Análisis
En 1979, Japón introdujo aproximadamente 30 mangostas en la isla de Amami Ōshima con el objetivo de erradicar la serpiente habu, una especie venenosa. Sin embargo, las mangostas, activas durante el día, no cazaron a las serpientes nocturnas y, en su lugar, comenzaron a depredar especies nativas endémicas, incluyendo el conejo de Amami. La población de mangostas creció hasta alcanzar unos 10,000 ejemplares, convirtiéndose en una plaga mayor. Japón inició un proyecto de control de mangostas en 1993, utilizando trampas, que se ha expandido con el tiempo para mitigar el impacto ecológico negativo.
Hechos verificados
- 1En 1979, se introdujeron mangostas en la isla japonesa de Amami Ōshima para controlar la población de serpientes habu.

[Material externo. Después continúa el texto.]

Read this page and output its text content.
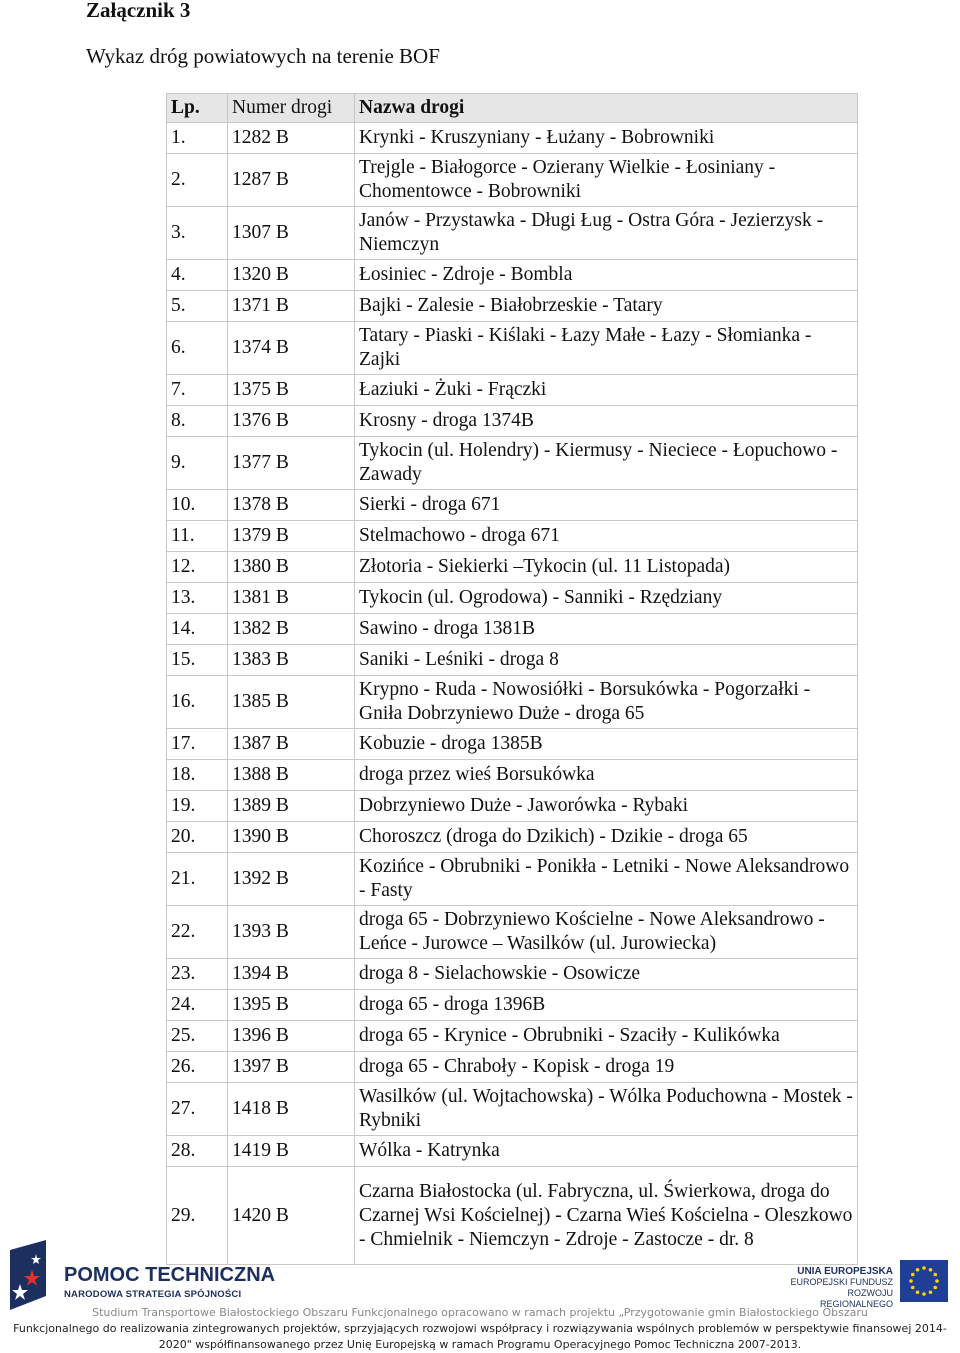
Załącznik 3
Wykaz dróg powiatowych na terenie BOF
Lp.	Numer drogi	Nazwa drogi
1.	1282 B	Krynki - Kruszyniany - Łużany - Bobrowniki
2.	1287 B	Trejgle - Białogorce - Ozierany Wielkie - Łosiniany - Chomentowce - Bobrowniki
3.	1307 B	Janów - Przystawka - Długi Ług - Ostra Góra - Jezierzysk - Niemczyn
4.	1320 B	Łosiniec - Zdroje - Bombla
5.	1371 B	Bajki - Zalesie - Białobrzeskie - Tatary
6.	1374 B	Tatary - Piaski - Kiślaki - Łazy Małe - Łazy - Słomianka - Zajki
7.	1375 B	Łaziuki - Żuki - Frączki
8.	1376 B	Krosny - droga 1374B
9.	1377 B	Tykocin (ul. Holendry) - Kiermusy - Nieciece - Łopuchowo - Zawady
10.	1378 B	Sierki - droga 671
11.	1379 B	Stelmachowo - droga 671
12.	1380 B	Złotoria - Siekierki –Tykocin (ul. 11 Listopada)
13.	1381 B	Tykocin (ul. Ogrodowa) - Sanniki - Rzędziany
14.	1382 B	Sawino - droga 1381B
15.	1383 B	Saniki - Leśniki - droga 8
16.	1385 B	Krypno - Ruda - Nowosiółki - Borsukówka - Pogorzałki - Gniła Dobrzyniewo Duże - droga 65
17.	1387 B	Kobuzie - droga 1385B
18.	1388 B	droga przez wieś Borsukówka
19.	1389 B	Dobrzyniewo Duże - Jaworówka - Rybaki
20.	1390 B	Choroszcz (droga do Dzikich) - Dzikie - droga 65
21.	1392 B	Kozińce - Obrubniki - Ponikła - Letniki - Nowe Aleksandrowo - Fasty
22.	1393 B	droga 65 - Dobrzyniewo Kościelne - Nowe Aleksandrowo - Leńce - Jurowce – Wasilków (ul. Jurowiecka)
23.	1394 B	droga 8 - Sielachowskie - Osowicze
24.	1395 B	droga 65 - droga 1396B
25.	1396 B	droga 65 - Krynice - Obrubniki - Szaciły - Kulikówka
26.	1397 B	droga 65 - Chraboły - Kopisk - droga 19
27.	1418 B	Wasilków (ul. Wojtachowska) - Wólka Poduchowna - Mostek - Rybniki
28.	1419 B	Wólka - Katrynka
29.	1420 B	Czarna Białostocka (ul. Fabryczna, ul. Świerkowa, droga do Czarnej Wsi Kościelnej) - Czarna Wieś Kościelna - Oleszkowo - Chmielnik - Niemczyn - Zdroje - Zastocze - dr. 8
POMOC TECHNICZNA
NARODOWA STRATEGIA SPÓJNOŚCI
UNIA EUROPEJSKA
EUROPEJSKI FUNDUSZ
ROZWOJU REGIONALNEGO
Studium Transportowe Białostockiego Obszaru Funkcjonalnego opracowano w ramach projektu „Przygotowanie gmin Białostockiego Obszaru
Funkcjonalnego do realizowania zintegrowanych projektów, sprzyjających rozwojowi współpracy i rozwiązywania wspólnych problemów w perspektywie finansowej 2014-
2020" współfinansowanego przez Unię Europejską w ramach Programu Operacyjnego Pomoc Techniczna 2007-2013.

- 2Las mangostas resultaron ineficaces contra las serpientes habu, que son nocturnas, mientras que las mangostas son diurnas.
- 3Las mangostas comenzaron a depredar especies nativas endémicas, incluyendo el conejo de Amami.
- 4La población de mangostas en la isla alcanzó aproximadamente 10,000 ejemplares en su punto máximo.
- 5Japón inició un proyecto de control de mangostas en 1993, utilizando trampas, para mitigar el problema ecológico.
- 6El incidente ha tenido un impacto ecológico significativo que ha requerido décadas para ser abordado.